Centinaia di aziende sudcoreane setacciano scuole e luoghi di aggregazione alla ricerca di pop star promettenti e le audizioni attirano decine di migliaia di candidati ogni anno. Ma solo una piccola parte ottiene i contratti firmati: appena 1.375 persone sono registrate come “tirocinanti cantanti” in Corea del Sud, secondo i dati più recenti della Korea Creative Content Agency. Infine, poche decine di artisti K-pop debuttano poi ogni anno.

I costi di marketing per spingere qualsiasi gruppo K-Pop verso la celebrità globale sono in aumento e potrebbero rappresentare un peso soprattutto per un’azienda emergente come Singing Beetle, ha spiegato al Wall Street Journal Cha Woo-jin, un critico musicale di Seul.

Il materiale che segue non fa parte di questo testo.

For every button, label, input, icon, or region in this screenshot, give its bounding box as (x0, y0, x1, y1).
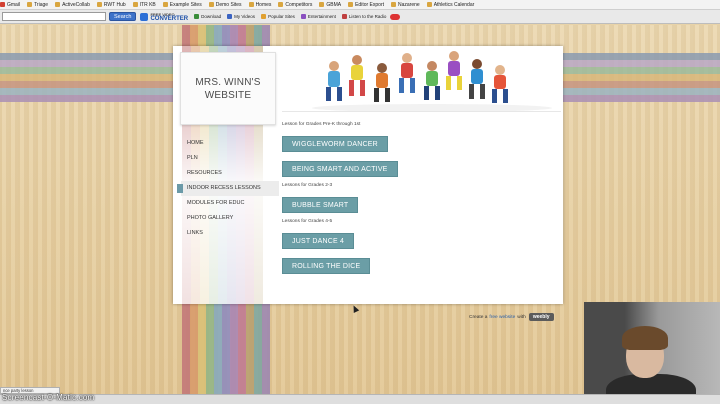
bookmark-folder[interactable]: GBMA (319, 2, 341, 8)
toolbar-search-input[interactable] (2, 12, 106, 21)
nav-photo-gallery[interactable]: PHOTO GALLERY (181, 211, 279, 226)
just-dance-4-button[interactable]: JUST DANCE 4 (282, 233, 355, 249)
folder-icon (55, 2, 61, 7)
folder-icon (348, 2, 354, 7)
lessons-content: Lesson for Grades Pre-K through 1st WIGG… (282, 122, 552, 280)
brand-big: CONVERTER (150, 15, 189, 22)
toolbar-search-button[interactable]: Search (109, 12, 137, 21)
wiggleworm-dancer-button[interactable]: WIGGLEWORM DANCER (282, 136, 388, 152)
download-icon (194, 14, 200, 19)
toolbar-popular-sites[interactable]: Popular Sites (261, 14, 295, 19)
bookmark-folder[interactable]: Homes (248, 2, 271, 8)
bookmark-folder[interactable]: Nazarene (391, 2, 420, 8)
bookmarks-bar: Gmail Triage ActiveCollab RWT Hub ITR KB… (0, 0, 720, 10)
weebly-badge[interactable]: weebly (528, 313, 554, 321)
toolbar-my-videos[interactable]: My Videos (227, 14, 255, 19)
header-banner-image (282, 48, 561, 112)
bookmark-folder[interactable]: Athletics Calendar (426, 2, 474, 8)
bookmark-folder[interactable]: Competitors (278, 2, 312, 8)
section-label-prek-1st: Lesson for Grades Pre-K through 1st (282, 122, 361, 127)
being-smart-and-active-button[interactable]: BEING SMART AND ACTIVE (282, 161, 398, 177)
folder-icon (132, 2, 138, 7)
folder-icon (319, 2, 325, 7)
free-website-link[interactable]: free website (489, 315, 515, 320)
footer-prefix: Create a (469, 314, 488, 320)
toolbar-entertainment[interactable]: Entertainment (300, 14, 336, 19)
bookmark-folder[interactable]: Editor Export (348, 2, 384, 8)
folder-icon (208, 2, 214, 7)
folder-icon (426, 2, 432, 7)
bookmark-folder[interactable]: RWT Hub (96, 2, 126, 8)
folder-icon (27, 2, 33, 7)
film-icon (300, 14, 306, 19)
brand-text: FREE VIDEO CONVERTER (150, 12, 189, 22)
button-row: BUBBLE SMART (282, 194, 552, 219)
button-row: BEING SMART AND ACTIVE (282, 158, 552, 183)
bookmark-folder[interactable]: Triage (27, 2, 48, 8)
nav-modules-for-educ[interactable]: MODULES FOR EDUC (181, 196, 279, 211)
nav-indoor-recess-lessons[interactable]: INDOOR RECESS LESSONS (177, 181, 279, 196)
gmail-icon (0, 2, 5, 7)
taskbar (0, 394, 720, 404)
toolbar-radio[interactable]: Listen to the Radio (341, 14, 386, 19)
bookmark-gmail[interactable]: Gmail (0, 2, 20, 8)
website-card: MRS. WINN'S WEBSITE HOME PLN RESOURCES I… (173, 46, 563, 304)
toolbar-download[interactable]: Download (194, 14, 221, 19)
button-row: ROLLING THE DICE (282, 255, 552, 280)
video-icon (227, 14, 233, 19)
folder-icon (278, 2, 284, 7)
ad-icon[interactable] (390, 13, 401, 20)
rolling-the-dice-button[interactable]: ROLLING THE DICE (282, 258, 371, 274)
bookmark-folder[interactable]: Example Sites (162, 2, 202, 8)
webcam-overlay (584, 302, 720, 404)
bookmark-folder[interactable]: ITR KB (132, 2, 156, 8)
recording-watermark: Screencast-O-Matic.com (2, 393, 95, 402)
nav-links[interactable]: LINKS (181, 226, 279, 241)
jumping-kids-illustration (282, 48, 561, 111)
bubble-smart-button[interactable]: BUBBLE SMART (282, 197, 359, 213)
footer-suffix: with (517, 314, 526, 320)
bookmark-folder[interactable]: ActiveCollab (55, 2, 90, 8)
nav-pln[interactable]: PLN (181, 151, 279, 166)
folder-icon (162, 2, 168, 7)
button-row: JUST DANCE 4 (282, 230, 552, 255)
section-label-grades-4-5: Lessons for Grades 4-5 (282, 219, 333, 224)
folder-icon (391, 2, 396, 7)
bookmark-folder[interactable]: Demo Sites (208, 2, 242, 8)
folder-icon (96, 2, 102, 7)
search-toolbar: Search FREE VIDEO CONVERTER Download My V… (0, 10, 720, 24)
site-nav: HOME PLN RESOURCES INDOOR RECESS LESSONS… (177, 136, 279, 241)
video-converter-brand[interactable]: FREE VIDEO CONVERTER (140, 12, 189, 22)
button-row: WIGGLEWORM DANCER (282, 133, 552, 158)
section-label-grades-2-3: Lessons for Grades 2-3 (282, 183, 333, 188)
nav-resources[interactable]: RESOURCES (181, 166, 279, 181)
site-title-box[interactable]: MRS. WINN'S WEBSITE (180, 52, 276, 125)
folder-icon (248, 2, 254, 7)
converter-logo-icon (140, 12, 149, 21)
site-footer: Create a free website with weebly (469, 313, 554, 321)
nav-home[interactable]: HOME (181, 136, 279, 151)
star-icon (261, 14, 267, 19)
presenter-hair (622, 326, 668, 350)
site-title: MRS. WINN'S WEBSITE (195, 76, 261, 101)
radio-icon (341, 14, 347, 19)
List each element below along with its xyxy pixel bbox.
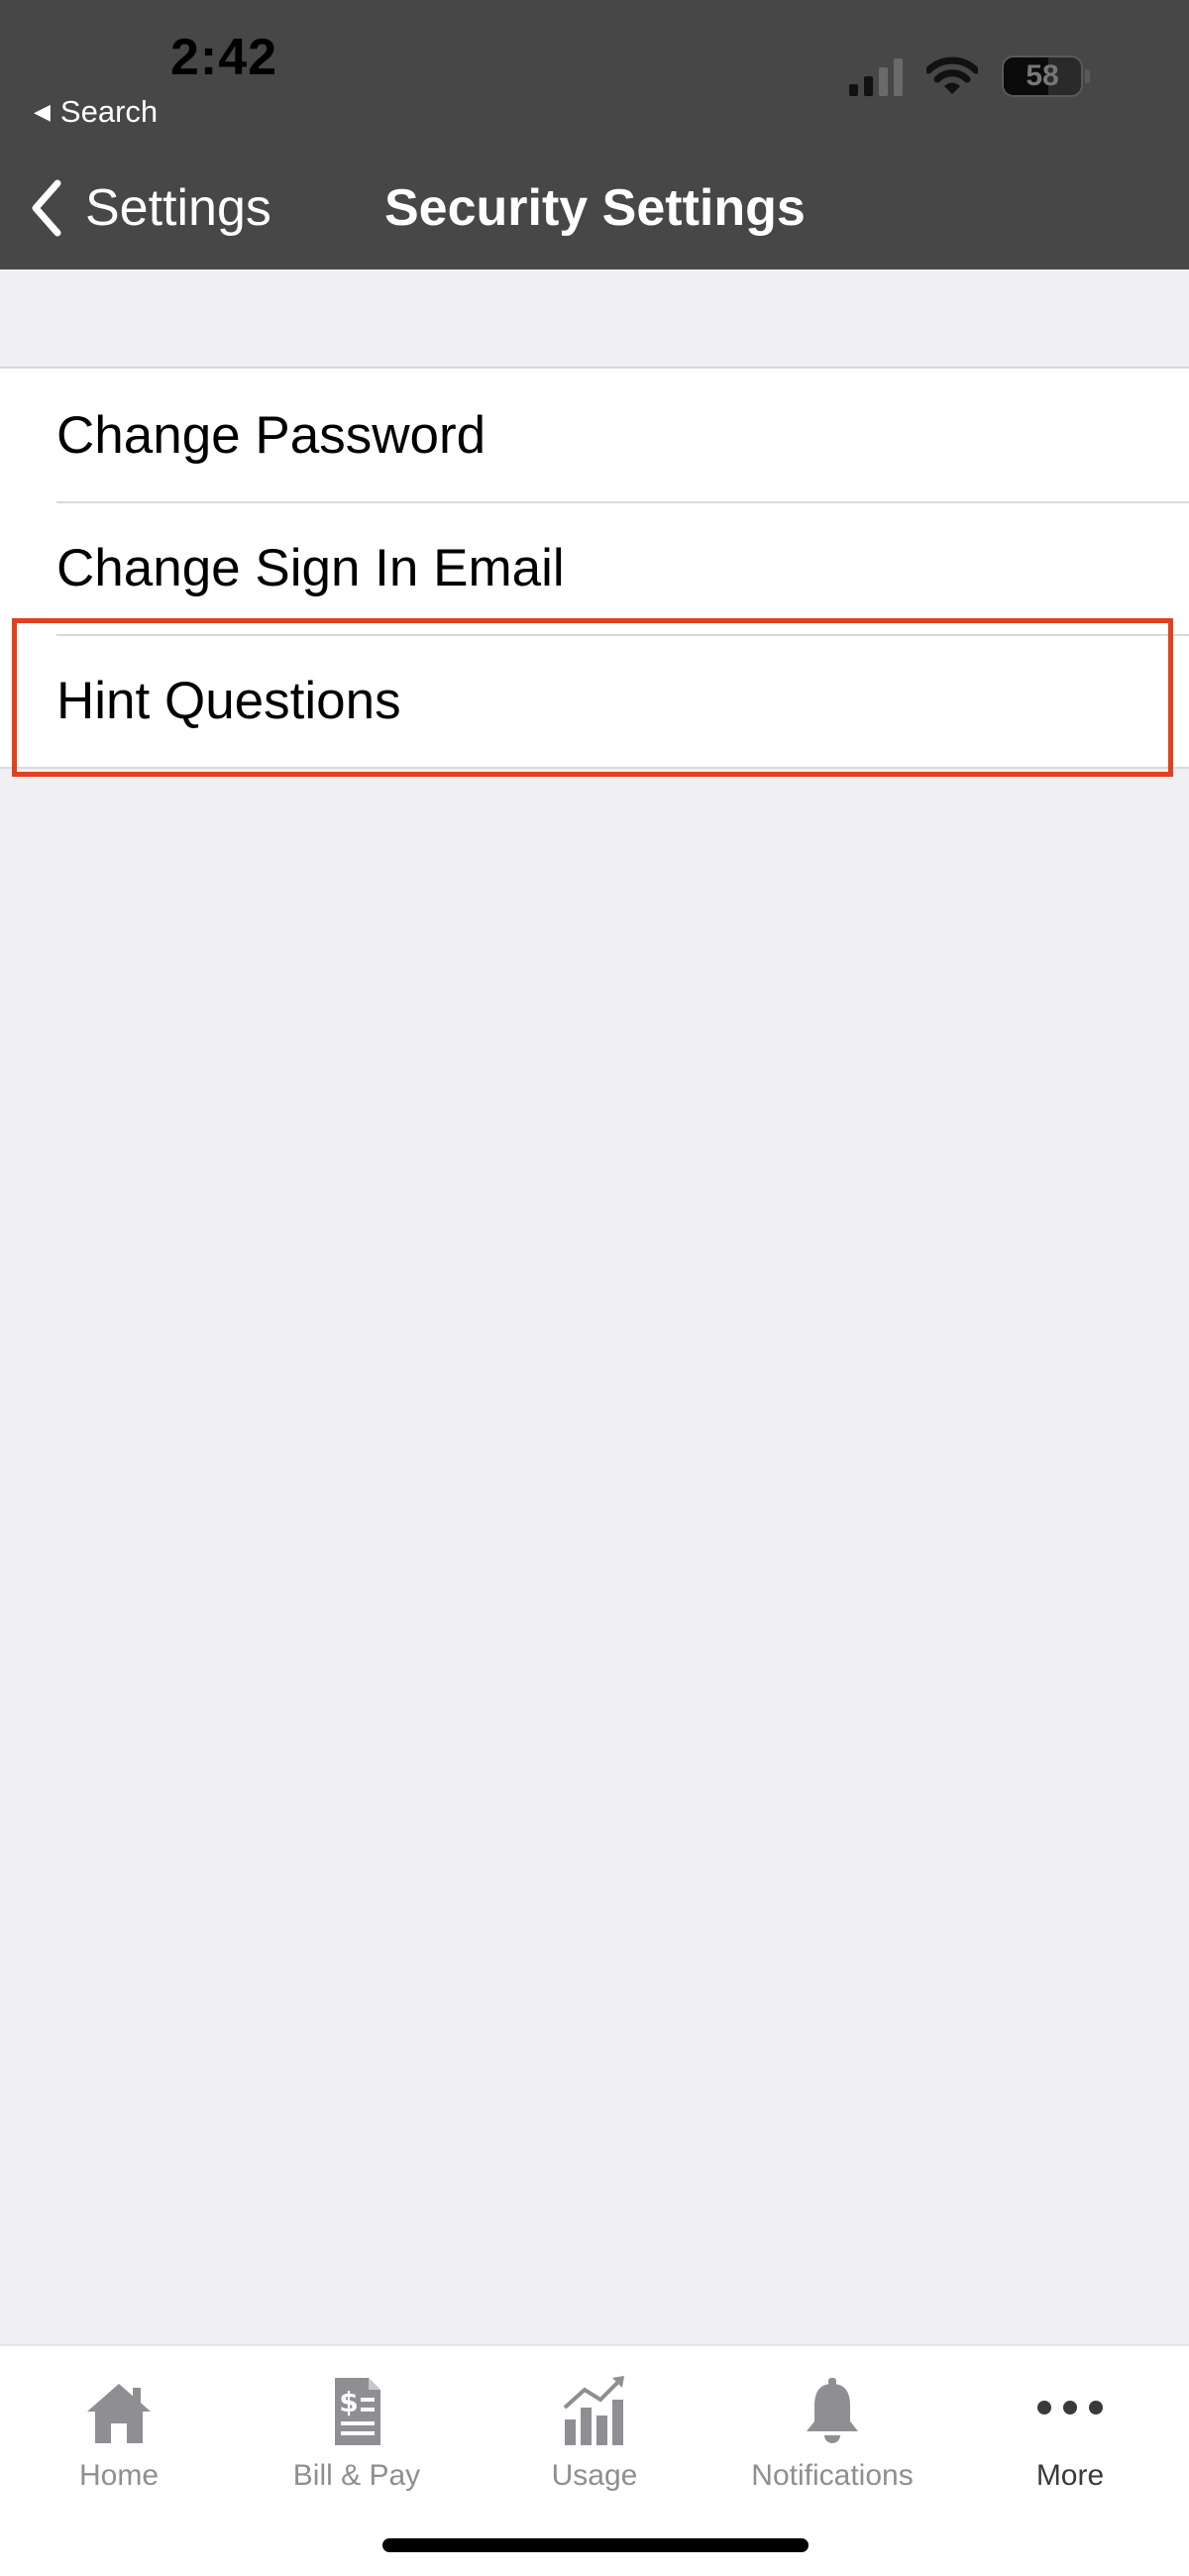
status-icons: 58 xyxy=(849,55,1090,97)
more-dots-icon xyxy=(1037,2401,1103,2415)
status-time: 2:42 xyxy=(170,29,278,86)
back-app-label: Search xyxy=(59,94,159,129)
nav-back-label: Settings xyxy=(85,179,271,237)
battery-icon: 58 xyxy=(1002,55,1083,97)
chevron-left-icon xyxy=(32,179,61,237)
tab-usage[interactable]: Usage xyxy=(476,2366,713,2493)
tab-label: Home xyxy=(78,2459,160,2492)
page-title: Security Settings xyxy=(384,179,806,237)
tab-label: Bill & Pay xyxy=(292,2459,421,2492)
bell-icon xyxy=(807,2378,858,2443)
highlight-box xyxy=(12,618,1173,777)
wifi-icon xyxy=(926,56,978,94)
tab-more[interactable]: More xyxy=(951,2366,1189,2493)
battery-indicator: 58 xyxy=(1002,55,1090,97)
tab-home[interactable]: Home xyxy=(0,2366,238,2493)
back-triangle-icon: ◀ xyxy=(34,99,51,124)
header: 2:42 ◀ Search 58 Settings Security Setti… xyxy=(0,0,1189,269)
list-item-label: Change Password xyxy=(56,405,486,465)
battery-percent: 58 xyxy=(1026,59,1059,92)
tab-label: More xyxy=(1035,2459,1105,2492)
svg-text:$: $ xyxy=(339,2386,358,2418)
home-icon xyxy=(87,2384,151,2443)
list-item-label: Change Sign In Email xyxy=(56,538,565,597)
screen: 2:42 ◀ Search 58 Settings Security Setti… xyxy=(0,0,1189,2576)
tab-bill-pay[interactable]: $ Bill & Pay xyxy=(238,2366,476,2493)
back-to-search-link[interactable]: ◀ Search xyxy=(34,94,158,130)
home-indicator[interactable] xyxy=(382,2538,809,2552)
tab-notifications[interactable]: Notifications xyxy=(713,2366,951,2493)
battery-cap xyxy=(1085,69,1090,83)
tab-label: Notifications xyxy=(751,2459,914,2492)
tab-label: Usage xyxy=(551,2459,638,2492)
list-item-change-password[interactable]: Change Password xyxy=(0,369,1189,501)
list-item-change-sign-in-email[interactable]: Change Sign In Email xyxy=(0,501,1189,634)
usage-chart-icon xyxy=(563,2376,624,2445)
cellular-signal-icon xyxy=(849,56,903,96)
bill-icon: $ xyxy=(335,2378,380,2445)
nav-back-button[interactable]: Settings xyxy=(30,168,271,248)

Ma gli SB Boyz – sostiene – potrebbero essere percepiti come un’icona di pace e riconciliazione, che potrebbe aiutarli a distinguersi e a catturare i fan.

In una canzone per gli SB Boyz, Hyuk ha scritto un testo in cui si chiede se si potrà mai essere liberi. “Se domani è un’eco”, si legge, “ieri non arriverà mai, lascia andare, quando all’improvviso ti senti spaventato, credi”.

Hyuk ha detto che vuole entrare in contatto con persone che hanno affrontato difficoltà come lui. “Anche i nordcoreani possono avere grandi sogni, spero che anche altre persone emarginate riescano a sognare”.